Properti

KUR Perumahan, Dari Pondasi Rumah ke Pondasi Ekonomi Rakyat

ADA pepatah bilang, “rumahku adalah istanaku”. Nah, kalau istana cuma bisa dimiliki raja, rumah subsidi bisa dimiliki rakyat jelata lewat program KUR Perumahan. Jangan salah, dari tembok bata yang tampak sederhana itu bisa lahir perputaran ekonomi yang bikin kepala pengamat ekonomi manggut-manggut, sekaligus bikin pedagang warteg di dekat proyek perumahan ikut tersenyum lebar.

Menteri Perumahan dan Kawasan Permukiman (PKP), Maruarar Sirait, baru-baru ini menekankan pentingnya KUR Perumahan sebagai terobosan baru. Angka yang dilemparnya cukup bikin mata melotot, yakni 350 ribu unit rumah subsidi akan dibangun, dan setiap satu rumah minimal menyerap lima tenaga kerja. Kalau dikalikan, jadinya 1,65 juta orang punya pekerjaan.

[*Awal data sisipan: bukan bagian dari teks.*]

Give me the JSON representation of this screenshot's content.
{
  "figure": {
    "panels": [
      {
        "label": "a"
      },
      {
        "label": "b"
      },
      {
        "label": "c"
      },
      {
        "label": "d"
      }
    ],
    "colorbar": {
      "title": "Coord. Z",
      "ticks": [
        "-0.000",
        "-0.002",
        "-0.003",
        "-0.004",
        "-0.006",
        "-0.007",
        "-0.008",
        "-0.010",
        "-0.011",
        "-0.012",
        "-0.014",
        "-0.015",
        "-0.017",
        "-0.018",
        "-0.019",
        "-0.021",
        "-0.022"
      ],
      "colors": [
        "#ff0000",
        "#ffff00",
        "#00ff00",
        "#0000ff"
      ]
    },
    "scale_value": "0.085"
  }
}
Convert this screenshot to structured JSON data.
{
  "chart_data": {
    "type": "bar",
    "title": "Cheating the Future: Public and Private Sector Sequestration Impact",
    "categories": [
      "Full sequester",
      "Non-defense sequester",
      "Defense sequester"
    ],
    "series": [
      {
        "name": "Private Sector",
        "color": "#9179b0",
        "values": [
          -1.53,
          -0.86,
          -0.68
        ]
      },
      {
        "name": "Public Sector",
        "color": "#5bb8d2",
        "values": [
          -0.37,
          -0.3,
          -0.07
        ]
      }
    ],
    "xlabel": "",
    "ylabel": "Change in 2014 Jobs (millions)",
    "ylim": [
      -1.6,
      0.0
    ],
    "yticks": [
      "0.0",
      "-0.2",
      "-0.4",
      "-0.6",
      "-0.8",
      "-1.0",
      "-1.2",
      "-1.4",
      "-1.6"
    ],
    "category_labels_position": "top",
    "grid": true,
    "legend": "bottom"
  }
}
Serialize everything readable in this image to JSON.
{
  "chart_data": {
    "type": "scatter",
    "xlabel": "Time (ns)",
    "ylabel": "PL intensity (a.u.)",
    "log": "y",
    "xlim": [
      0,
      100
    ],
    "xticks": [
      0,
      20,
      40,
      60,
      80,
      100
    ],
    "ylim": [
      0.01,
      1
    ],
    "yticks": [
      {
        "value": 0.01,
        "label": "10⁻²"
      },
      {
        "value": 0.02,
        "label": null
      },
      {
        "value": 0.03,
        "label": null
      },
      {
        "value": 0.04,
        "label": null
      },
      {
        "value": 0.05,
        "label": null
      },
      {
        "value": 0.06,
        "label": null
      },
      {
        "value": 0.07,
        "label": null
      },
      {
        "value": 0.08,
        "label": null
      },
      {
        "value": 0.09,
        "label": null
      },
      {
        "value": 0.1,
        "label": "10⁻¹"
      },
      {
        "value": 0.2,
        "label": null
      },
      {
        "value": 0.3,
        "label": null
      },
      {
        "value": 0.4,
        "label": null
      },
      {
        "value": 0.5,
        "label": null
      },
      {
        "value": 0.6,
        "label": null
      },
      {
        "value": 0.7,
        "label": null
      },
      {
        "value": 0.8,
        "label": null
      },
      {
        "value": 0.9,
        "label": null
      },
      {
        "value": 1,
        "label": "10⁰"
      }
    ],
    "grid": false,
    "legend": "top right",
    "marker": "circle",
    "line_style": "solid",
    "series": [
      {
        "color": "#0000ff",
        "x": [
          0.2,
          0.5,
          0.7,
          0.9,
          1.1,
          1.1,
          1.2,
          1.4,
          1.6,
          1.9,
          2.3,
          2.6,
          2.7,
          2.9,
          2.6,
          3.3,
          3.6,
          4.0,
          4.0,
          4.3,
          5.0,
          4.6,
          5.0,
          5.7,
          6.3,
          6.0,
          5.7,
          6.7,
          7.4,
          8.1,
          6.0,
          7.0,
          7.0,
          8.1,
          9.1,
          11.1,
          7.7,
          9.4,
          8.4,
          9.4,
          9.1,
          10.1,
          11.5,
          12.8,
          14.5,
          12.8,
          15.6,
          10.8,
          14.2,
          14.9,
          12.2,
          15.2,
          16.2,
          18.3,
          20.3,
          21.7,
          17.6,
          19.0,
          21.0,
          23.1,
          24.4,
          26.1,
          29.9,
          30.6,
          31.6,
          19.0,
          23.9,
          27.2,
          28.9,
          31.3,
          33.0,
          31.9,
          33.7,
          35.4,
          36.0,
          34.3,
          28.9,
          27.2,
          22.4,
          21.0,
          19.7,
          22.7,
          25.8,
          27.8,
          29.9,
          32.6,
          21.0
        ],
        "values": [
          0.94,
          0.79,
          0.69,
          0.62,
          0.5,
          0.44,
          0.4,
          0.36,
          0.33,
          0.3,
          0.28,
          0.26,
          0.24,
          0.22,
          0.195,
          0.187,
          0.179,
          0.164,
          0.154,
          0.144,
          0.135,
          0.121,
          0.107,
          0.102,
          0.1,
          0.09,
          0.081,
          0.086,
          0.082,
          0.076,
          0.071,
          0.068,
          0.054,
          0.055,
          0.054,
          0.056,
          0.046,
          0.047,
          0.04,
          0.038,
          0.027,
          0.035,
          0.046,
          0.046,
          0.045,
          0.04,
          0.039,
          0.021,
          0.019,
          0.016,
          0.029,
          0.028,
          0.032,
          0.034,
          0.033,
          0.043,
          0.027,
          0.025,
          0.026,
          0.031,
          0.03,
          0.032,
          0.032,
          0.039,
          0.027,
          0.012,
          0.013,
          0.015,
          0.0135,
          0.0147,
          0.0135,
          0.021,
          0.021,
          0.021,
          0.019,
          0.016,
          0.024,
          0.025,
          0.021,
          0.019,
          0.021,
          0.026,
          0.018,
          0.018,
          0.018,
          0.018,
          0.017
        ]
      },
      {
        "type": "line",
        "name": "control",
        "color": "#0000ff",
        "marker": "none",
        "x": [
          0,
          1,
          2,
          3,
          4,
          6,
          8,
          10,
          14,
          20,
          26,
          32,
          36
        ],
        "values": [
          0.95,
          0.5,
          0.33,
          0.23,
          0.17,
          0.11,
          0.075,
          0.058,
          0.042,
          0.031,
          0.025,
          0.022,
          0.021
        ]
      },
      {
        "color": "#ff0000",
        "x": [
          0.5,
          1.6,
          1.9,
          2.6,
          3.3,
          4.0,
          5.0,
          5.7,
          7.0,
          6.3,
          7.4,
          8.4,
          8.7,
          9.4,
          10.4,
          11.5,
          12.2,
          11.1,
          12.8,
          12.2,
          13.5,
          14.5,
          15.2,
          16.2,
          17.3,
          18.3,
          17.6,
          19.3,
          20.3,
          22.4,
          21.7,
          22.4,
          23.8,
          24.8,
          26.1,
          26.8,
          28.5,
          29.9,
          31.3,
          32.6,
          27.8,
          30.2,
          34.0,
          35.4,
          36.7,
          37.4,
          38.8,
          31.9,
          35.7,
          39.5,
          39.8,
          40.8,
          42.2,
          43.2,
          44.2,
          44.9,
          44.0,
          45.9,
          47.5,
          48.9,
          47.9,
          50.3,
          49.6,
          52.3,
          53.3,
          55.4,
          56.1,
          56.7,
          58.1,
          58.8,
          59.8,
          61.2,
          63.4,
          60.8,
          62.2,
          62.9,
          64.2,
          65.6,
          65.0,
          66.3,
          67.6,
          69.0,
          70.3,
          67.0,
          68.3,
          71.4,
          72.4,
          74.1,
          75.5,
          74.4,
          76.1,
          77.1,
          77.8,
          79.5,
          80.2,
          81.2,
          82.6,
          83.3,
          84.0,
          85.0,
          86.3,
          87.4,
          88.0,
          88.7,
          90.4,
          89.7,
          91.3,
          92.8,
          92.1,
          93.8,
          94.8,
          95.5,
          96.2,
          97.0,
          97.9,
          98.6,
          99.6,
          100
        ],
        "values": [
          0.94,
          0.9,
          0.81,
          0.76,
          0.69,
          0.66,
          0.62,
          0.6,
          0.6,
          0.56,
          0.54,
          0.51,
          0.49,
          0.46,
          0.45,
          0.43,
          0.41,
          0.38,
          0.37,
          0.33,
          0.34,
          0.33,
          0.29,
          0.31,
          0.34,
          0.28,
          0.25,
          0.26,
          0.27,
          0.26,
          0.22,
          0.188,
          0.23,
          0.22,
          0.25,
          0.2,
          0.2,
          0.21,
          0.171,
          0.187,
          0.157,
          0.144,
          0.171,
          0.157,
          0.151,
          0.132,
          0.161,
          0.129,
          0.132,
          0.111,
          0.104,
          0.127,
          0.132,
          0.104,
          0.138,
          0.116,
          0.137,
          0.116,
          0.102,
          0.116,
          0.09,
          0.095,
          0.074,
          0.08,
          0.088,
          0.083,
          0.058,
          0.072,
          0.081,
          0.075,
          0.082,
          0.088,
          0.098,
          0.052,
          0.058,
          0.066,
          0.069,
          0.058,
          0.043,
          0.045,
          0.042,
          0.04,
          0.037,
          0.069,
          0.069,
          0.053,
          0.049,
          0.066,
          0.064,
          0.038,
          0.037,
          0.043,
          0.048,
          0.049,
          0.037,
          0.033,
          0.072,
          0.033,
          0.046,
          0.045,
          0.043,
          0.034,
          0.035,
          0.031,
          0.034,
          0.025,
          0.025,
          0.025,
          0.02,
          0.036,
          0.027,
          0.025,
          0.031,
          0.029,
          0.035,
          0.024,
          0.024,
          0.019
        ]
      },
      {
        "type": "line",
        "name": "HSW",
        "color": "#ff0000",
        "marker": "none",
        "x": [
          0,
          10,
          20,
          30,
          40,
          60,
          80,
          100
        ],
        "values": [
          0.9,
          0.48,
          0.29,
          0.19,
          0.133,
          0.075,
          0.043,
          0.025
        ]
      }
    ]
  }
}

Itu baru hitungan tukang, belum ibu-ibu penjual gorengan di pinggir proyek yang omzetnya bisa naik gara-gara tukang butuh camilan sore.

Ibaratnya, program ini bukan cuma soal bikin atap genteng, tapi bikin atap ekonomi yang menaungi banyak keluarga, dari semen, pasir, hingga mie instan di warung sekitar, semuanya kena efek domino. Kalau biasanya orang bilang ekonomi itu rumit, lewat program ini bisa dijelaskan sederhana pasang pondasi rumah, pondasi ekonomi ikut berdiri.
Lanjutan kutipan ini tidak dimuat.